A cold usually consists of a sore throat a stuffy nose, some mild tiredness and occasionally sneezing and itchy or watery eyes. You may have some mild aches and pains or a headache but these are not usually severe. Chest coughs may be present as well however these are usually only mild to moderate in severity. Fevers are pretty rare in colds except when it comes to young children. Cold season usually lasts from about August to April. The duration of the cold can be anywhere from seven to ten days.
Influenza on the other hand consists of aches and pains that can be severe. It is common to have chest symptoms as well and these can also become severe. Pneumonia is a common complication of flues. A fever is usually present with the flu and this can range from 102-104 F. The fever may last from three to four days. Headaches are common as is tiredness. Less common are sore throats and stuffy noses. Itchy watery or red eyes are even less commonly associated with influenza. Winter time is the prime flu season lasting up until the end of April in some places. The symptoms of influenza can last up to a month, even while the most severe afflictions might be over in a week. Coughs or tiredness may linger.
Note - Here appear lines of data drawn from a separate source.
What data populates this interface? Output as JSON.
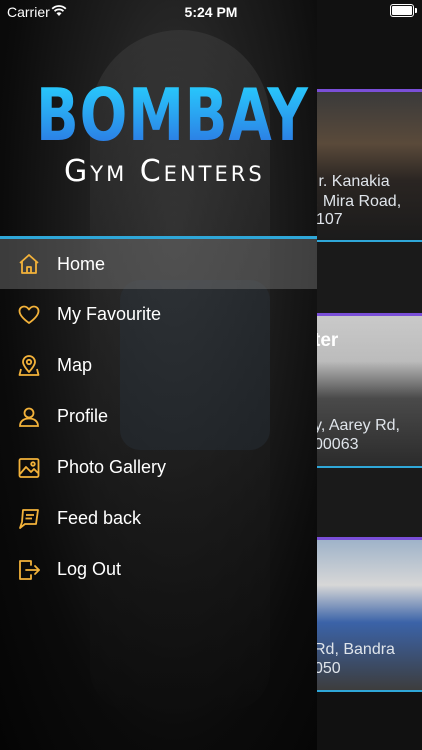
{
  "status_bar": {
    "carrier": "Carrier",
    "time": "5:24 PM"
  },
  "logo": {
    "title": "BOMBAY",
    "subtitle": "Gym Centers"
  },
  "menu": {
    "items": [
      {
        "label": "Home",
        "icon": "home-icon",
        "active": true
      },
      {
        "label": "My Favourite",
        "icon": "heart-icon",
        "active": false
      },
      {
        "label": "Map",
        "icon": "map-pin-icon",
        "active": false
      },
      {
        "label": "Profile",
        "icon": "user-icon",
        "active": false
      },
      {
        "label": "Photo Gallery",
        "icon": "image-icon",
        "active": false
      },
      {
        "label": "Feed back",
        "icon": "feedback-icon",
        "active": false
      },
      {
        "label": "Log Out",
        "icon": "logout-icon",
        "active": false
      }
    ]
  },
  "background_list": {
    "cards": [
      {
        "address_line1": "Ir. Kanakia",
        "address_line2": ", Mira Road,",
        "address_line3": "107"
      },
      {
        "title": "ter",
        "address_line1": "y, Aarey Rd,",
        "address_line2": "00063"
      },
      {
        "address_line1": "Rd, Bandra",
        "address_line2": "050"
      }
    ]
  },
  "colors": {
    "accent_blue": "#2fa7d8",
    "icon_gold": "#f3b23a",
    "card_bar": "#7a4fd8"
  }
}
Allergies do not cause fever nor is it common for these to cause generalized aches and pains. Chest infections and coughs are also less common with allergies. Allergies are characterized by itchy, red, watery eyes and frequent sneezing. These symptoms may appear suddenly, without the warming sings of a cold. Sore throat is occasionally present as is a stuffy nose. Allergy season is generally from March to September. As long as the allergen is present the allergies can continue to act up.
If symptoms last for longer than a few weeks or are severe such as a very high fever that won’t break especially in young children than medical attention should be sought. Infections often are accompanied with high fevers so if you suspect that it is not flu, cold or allergies you will want to take yourself or your child into a doctor for medical attention. Strep throat for instance starts with a very sore throat with a high temperature.
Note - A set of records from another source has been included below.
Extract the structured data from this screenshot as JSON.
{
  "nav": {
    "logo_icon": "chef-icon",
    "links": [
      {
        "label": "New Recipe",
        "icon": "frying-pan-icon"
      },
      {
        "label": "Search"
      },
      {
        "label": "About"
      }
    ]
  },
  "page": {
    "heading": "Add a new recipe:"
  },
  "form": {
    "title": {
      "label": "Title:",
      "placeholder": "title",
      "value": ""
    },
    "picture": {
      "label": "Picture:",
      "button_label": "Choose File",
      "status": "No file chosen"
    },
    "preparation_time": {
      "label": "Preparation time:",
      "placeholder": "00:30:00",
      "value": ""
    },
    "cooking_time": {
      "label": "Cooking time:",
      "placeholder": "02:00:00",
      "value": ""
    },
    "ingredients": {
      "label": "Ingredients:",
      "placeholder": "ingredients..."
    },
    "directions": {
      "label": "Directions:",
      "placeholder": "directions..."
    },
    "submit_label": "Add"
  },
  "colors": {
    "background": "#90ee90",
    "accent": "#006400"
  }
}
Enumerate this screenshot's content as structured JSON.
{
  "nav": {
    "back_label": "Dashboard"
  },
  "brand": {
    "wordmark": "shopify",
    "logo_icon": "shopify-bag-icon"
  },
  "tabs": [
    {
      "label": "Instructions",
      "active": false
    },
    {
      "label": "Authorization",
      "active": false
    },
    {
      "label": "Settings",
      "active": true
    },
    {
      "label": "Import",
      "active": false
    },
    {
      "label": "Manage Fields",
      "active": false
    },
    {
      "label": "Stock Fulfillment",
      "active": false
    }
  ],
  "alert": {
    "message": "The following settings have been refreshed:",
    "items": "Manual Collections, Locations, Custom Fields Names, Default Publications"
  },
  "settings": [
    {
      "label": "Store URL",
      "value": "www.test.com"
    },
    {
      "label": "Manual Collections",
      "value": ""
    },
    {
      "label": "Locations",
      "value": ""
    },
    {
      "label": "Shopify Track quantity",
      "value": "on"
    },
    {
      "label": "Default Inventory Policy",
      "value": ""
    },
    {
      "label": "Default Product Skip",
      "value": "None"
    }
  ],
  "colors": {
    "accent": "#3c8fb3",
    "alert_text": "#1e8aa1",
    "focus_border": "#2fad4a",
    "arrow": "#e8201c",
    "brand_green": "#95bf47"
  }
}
During the winter months making sure to keep your hands clean, washing them often, and avoiding as much as possible contact with sick people will help protect you from catching flues and colds. If you are sick and think you might be contagion, make sure to stay home until you are feeling better.
While there is no cure for the common cold, a healthy diet and exercise regime will help keep your immune system functioning at optimal level thereby helping your body to resist or fight off any bugs that might come its way. Supplemental vitamin A,C,E and zinc can also be beneficial during this time of year.